I wrote two stories about the city’s decrepit street lighting system. The first was occasioned by the city paying $650,000 to a man who was hit in the head by a falling light standard in 2019. The follow-up story revealed that the city’s Department of Public works had no maintenance and inspection records for the system more recent than 2017.
It also provides me an opportunity to re-publish this video submitted by a man whose car was wrecked by a falling light pole:
I continued to write a lot about the city’s financial woes, as I’ve been doing since I joined Investigative Post six-and-a-half years ago.
Back then, the Brown administration heatedly denied the city was barreling toward a fiscal cliff, even as the mayor and the Council adopted budgets filled with fictitious revenue and cost projections, then spent down the city reserves to balance the inevitable shortfalls.
Scanlon, the acting mayor, in April presented a somewhat more honest 2025-2026 spending plan. For one thing, he proposed an 8 percent hike in the tax levy, to begin to make up for Brown’s stubborn insistence on keeping taxes low, even as the price of providing city services increased year after year.

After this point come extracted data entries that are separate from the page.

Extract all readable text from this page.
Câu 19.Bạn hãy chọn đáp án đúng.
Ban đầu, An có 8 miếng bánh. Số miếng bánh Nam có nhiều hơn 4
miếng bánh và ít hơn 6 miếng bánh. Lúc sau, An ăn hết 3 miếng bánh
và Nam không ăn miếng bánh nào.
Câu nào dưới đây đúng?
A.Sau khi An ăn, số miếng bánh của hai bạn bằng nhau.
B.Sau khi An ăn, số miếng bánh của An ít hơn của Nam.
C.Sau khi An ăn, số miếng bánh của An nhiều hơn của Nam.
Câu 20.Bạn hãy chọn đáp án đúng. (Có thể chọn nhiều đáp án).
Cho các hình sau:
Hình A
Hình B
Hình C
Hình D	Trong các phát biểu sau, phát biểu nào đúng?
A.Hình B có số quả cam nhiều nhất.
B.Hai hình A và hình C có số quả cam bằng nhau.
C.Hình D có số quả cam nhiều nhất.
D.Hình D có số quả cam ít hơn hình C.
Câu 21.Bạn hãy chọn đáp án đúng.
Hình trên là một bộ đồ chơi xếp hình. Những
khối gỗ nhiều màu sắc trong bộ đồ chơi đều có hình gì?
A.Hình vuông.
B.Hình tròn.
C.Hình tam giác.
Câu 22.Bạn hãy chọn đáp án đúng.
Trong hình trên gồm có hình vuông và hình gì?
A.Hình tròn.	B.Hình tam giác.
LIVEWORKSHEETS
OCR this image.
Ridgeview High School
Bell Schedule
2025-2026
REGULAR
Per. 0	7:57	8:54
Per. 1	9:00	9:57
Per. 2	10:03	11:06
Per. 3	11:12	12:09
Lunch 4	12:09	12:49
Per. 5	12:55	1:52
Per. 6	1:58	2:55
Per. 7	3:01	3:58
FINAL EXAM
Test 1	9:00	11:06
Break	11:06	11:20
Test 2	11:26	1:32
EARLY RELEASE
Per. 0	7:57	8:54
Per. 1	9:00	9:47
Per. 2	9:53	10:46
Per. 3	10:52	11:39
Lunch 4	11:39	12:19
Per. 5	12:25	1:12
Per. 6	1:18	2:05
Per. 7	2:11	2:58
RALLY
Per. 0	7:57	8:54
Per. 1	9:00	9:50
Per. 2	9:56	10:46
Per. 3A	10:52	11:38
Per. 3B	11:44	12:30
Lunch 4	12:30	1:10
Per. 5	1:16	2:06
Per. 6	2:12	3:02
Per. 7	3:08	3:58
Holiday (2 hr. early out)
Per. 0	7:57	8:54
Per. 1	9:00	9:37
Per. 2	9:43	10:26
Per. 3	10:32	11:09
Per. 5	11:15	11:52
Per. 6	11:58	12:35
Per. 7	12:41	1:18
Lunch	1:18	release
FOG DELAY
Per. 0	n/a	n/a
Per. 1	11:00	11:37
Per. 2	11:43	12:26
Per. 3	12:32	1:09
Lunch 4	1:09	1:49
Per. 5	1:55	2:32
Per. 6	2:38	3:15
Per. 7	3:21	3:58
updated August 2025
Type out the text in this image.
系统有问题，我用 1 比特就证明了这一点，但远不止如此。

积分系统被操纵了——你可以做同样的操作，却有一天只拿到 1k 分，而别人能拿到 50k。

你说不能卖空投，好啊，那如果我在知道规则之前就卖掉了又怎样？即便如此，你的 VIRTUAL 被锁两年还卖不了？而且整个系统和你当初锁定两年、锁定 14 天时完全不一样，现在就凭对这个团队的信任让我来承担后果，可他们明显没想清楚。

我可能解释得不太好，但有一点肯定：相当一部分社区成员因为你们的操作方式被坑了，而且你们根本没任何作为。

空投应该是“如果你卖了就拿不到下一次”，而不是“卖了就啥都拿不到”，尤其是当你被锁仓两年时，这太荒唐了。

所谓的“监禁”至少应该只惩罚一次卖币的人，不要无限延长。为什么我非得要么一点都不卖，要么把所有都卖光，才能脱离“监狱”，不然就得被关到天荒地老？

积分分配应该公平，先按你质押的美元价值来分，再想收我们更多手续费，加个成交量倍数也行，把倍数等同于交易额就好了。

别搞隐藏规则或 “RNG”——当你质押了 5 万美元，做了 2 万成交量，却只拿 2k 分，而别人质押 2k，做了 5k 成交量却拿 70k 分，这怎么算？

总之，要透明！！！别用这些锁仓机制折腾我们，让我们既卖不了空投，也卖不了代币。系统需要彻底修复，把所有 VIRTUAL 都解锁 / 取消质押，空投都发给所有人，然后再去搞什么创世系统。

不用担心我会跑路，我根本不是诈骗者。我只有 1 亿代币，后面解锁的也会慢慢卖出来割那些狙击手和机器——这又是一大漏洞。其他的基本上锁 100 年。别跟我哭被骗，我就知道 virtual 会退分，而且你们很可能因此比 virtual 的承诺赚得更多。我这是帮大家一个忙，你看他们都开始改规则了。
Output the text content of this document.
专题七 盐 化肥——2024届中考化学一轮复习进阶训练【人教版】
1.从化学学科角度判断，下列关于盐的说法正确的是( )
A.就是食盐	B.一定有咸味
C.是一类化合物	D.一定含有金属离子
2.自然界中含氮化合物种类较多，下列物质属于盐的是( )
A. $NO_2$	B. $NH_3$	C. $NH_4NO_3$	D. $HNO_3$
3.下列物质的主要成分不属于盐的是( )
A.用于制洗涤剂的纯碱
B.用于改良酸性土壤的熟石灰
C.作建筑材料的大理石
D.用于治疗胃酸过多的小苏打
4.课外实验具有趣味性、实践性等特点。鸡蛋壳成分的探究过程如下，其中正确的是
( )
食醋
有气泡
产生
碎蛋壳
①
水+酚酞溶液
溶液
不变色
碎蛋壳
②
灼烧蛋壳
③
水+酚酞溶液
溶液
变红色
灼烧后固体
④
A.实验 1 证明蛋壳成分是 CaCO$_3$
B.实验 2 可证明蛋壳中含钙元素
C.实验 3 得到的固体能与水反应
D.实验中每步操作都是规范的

Still, Scanlon’s budget — which Ryan will inherit in January — shares many of the flaws that plagued Brown’s financial stewardship, including overestimating revenue streams, underestimating police and fire overtime, and relying on one-shot sources of cash to make up the difference.
Anyway, I wrote a lot about the city budget and will stay on that beat in the year to come.
Part of my work was in support of my colleagues’ reporting, as I leaned into my new role as associate editor here. That job — helping open up new angles in a story, buttoning up the reporting and analysis, polishing the storytelling — has been as satisfying as any other work I’ve done this year. I look forward to more of that in 2026.